The moral of this story is simple. That teamwork always trumps working alone. It takes Batman the majority of the movie to figure this out though. Even after the new police commissioner, Barbara Gordon points out that Batman has been fighting crime in Gotham for decades now and that it’s actually worse off now then when he started fighting crime. That was kind of a WHOA moment for me, because I never really thought about Batman like that, he’s Batman, a bonafide badass. The Dark Knight, The Caped Crusader, The World’s Greatest Detective! When Commissioner Gordon calls out Batman for basically being bad at his job, it made me look at Batman in a whole new light. Speaking of fighting crime, this wouldn’t be a Batman movie, without his best pal Joker (Zach Galifianakis). Essentially the premise of the movie is this; Joker is pissed at Batman, because he refuses to tell him that he is his greatest enemy, and that he doesn’t even care for the Joker. It’s kind of like one person in a relationship saying “I love you,” and the other saying “Thanks.” All the Joker wants is for Batman to say three simple words, “I hate you.” He just can’t do it, because Batman doesn’t feel that way towards him, he doesn’t feel anything, he’s Batman, and he simply does not have any emotions. Batman’s and The Jokers relationship can be complicated, and it’s been beaten to death in the comics and movies, so this new interpretation of it was just really refreshing. So Joker ultimately gets fed up with repeatedly getting his heartbroken by Batman, time after time. So he unleashes hell on Gotham, to seek revenge on Batman, you know, that old chestnut. The Joker trying to destroy Gotham and defeat Batman chestnut.

Now lets talk about the best part of this movie, ROBIN! Voiced by Michael Cera, I found myself laughing at pretty much every line he had. Robin is a little flamboyant to say the least, and Michael Cera’s voice casting worked to perfection. From him picking out his costume, which he settles on ‘Reggae Man’ to only rip off the tight pants, and declares “Now I’m free, now I’m movin’, come on Batman, lets get groovin’!” Reluctant at first to bond with his new adopted son, Batman pushes Robin away whenever he feels that he is connecting with him on any level. Much like Batman, Robin is alone and just wants to be loved. He’s been an orphan from a young age, and now his dad is Batman. One thing I thought was hilarious, Robin was calling Batman Pedro (Spanish for Dad) the entire movie, and it was just so out of place, yet it worked so well. Seeing that relationship grow was cute to watch over the course of the movie. It’s tough to be a 28-year-old man, watching a Lego movie pondering life and tearing up over life lessons these Legos are trying to teach us.
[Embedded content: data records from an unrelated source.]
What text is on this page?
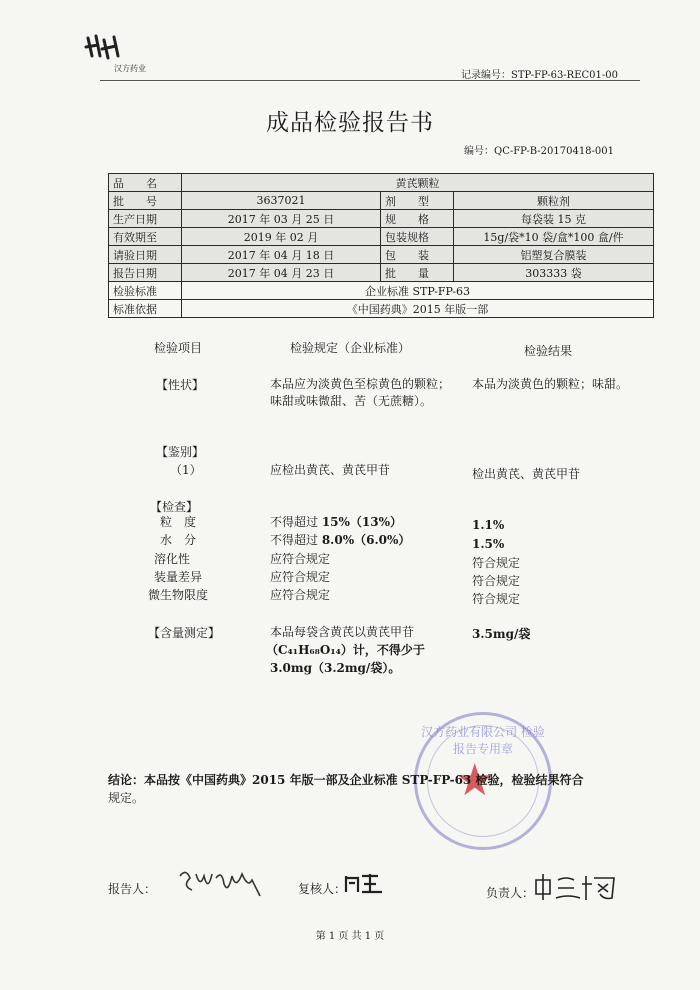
汉方药业
记录编号：STP-FP-63-REC01-00
成品检验报告书
编号：QC-FP-B-20170418-001
品　　名	黄芪颗粒		
批　　号	3637021	剂　　型	颗粒剂
生产日期	2017 年 03 月 25 日	规　　格	每袋装 15 克
有效期至	2019 年 02 月	包装规格	15g/袋*10 袋/盒*100 盒/件
请验日期	2017 年 04 月 18 日	包　　装	铝塑复合膜装
报告日期	2017 年 04 月 23 日	批　　量	303333 袋
检验标准	企业标准 STP-FP-63		
标准依据	《中国药典》2015 年版一部		
检验项目	检验规定（企业标准）	检验结果
【性状】	本品应为淡黄色至棕黄色的颗粒；味甜或味微甜、苦（无蔗糖）。
本品为淡黄色的颗粒；味甜。
【鉴别】
（1）	应检出黄芪、黄芪甲苷	检出黄芪、黄芪甲苷
【检查】
粒　度	不得超过 15%（13%）	1.1%
水　分	不得超过 8.0%（6.0%）	1.5%
溶化性	应符合规定	符合规定
装量差异	应符合规定	符合规定
微生物限度	应符合规定	符合规定
【含量测定】	本品每袋含黄芪以黄芪甲苷
（C₄₁H₆₈O₁₄）计，不得少于
3.0mg（3.2mg/袋）。
3.5mg/袋
汉方药业有限公司 检验报告专用章
★
结论：本品按《中国药典》2015 年版一部及企业标准 STP-FP-63 检验，检验结果符合
规定。
报告人：	复核人：	负责人：
第 1 页 共 1 页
Listen, this flick is just so endearing, there’s so much love in it. While this is a Batman movie, it’s not dark and brooding. The first 15 minutes of this movie will actually amaze you, considering it’s a Lego movie. Tons of action, loads of laughs, just an all around great time at the movies. The people behind it, understood the mythology behind the character, and were able to translate that onto the screen in a way that’s just not for kids, but for adults too. I was never laughing at Batman, or any of these other characters for being stupid, or out of place, but rather laughing with them on this incredible journey that this movie takes us on from start to finish. This is the best DC movie since The Dark Knight, and with everything that is going on over at WB right now, they needed this for their morale. Go see this movie, and if you have kids bring them, this is a batastic time!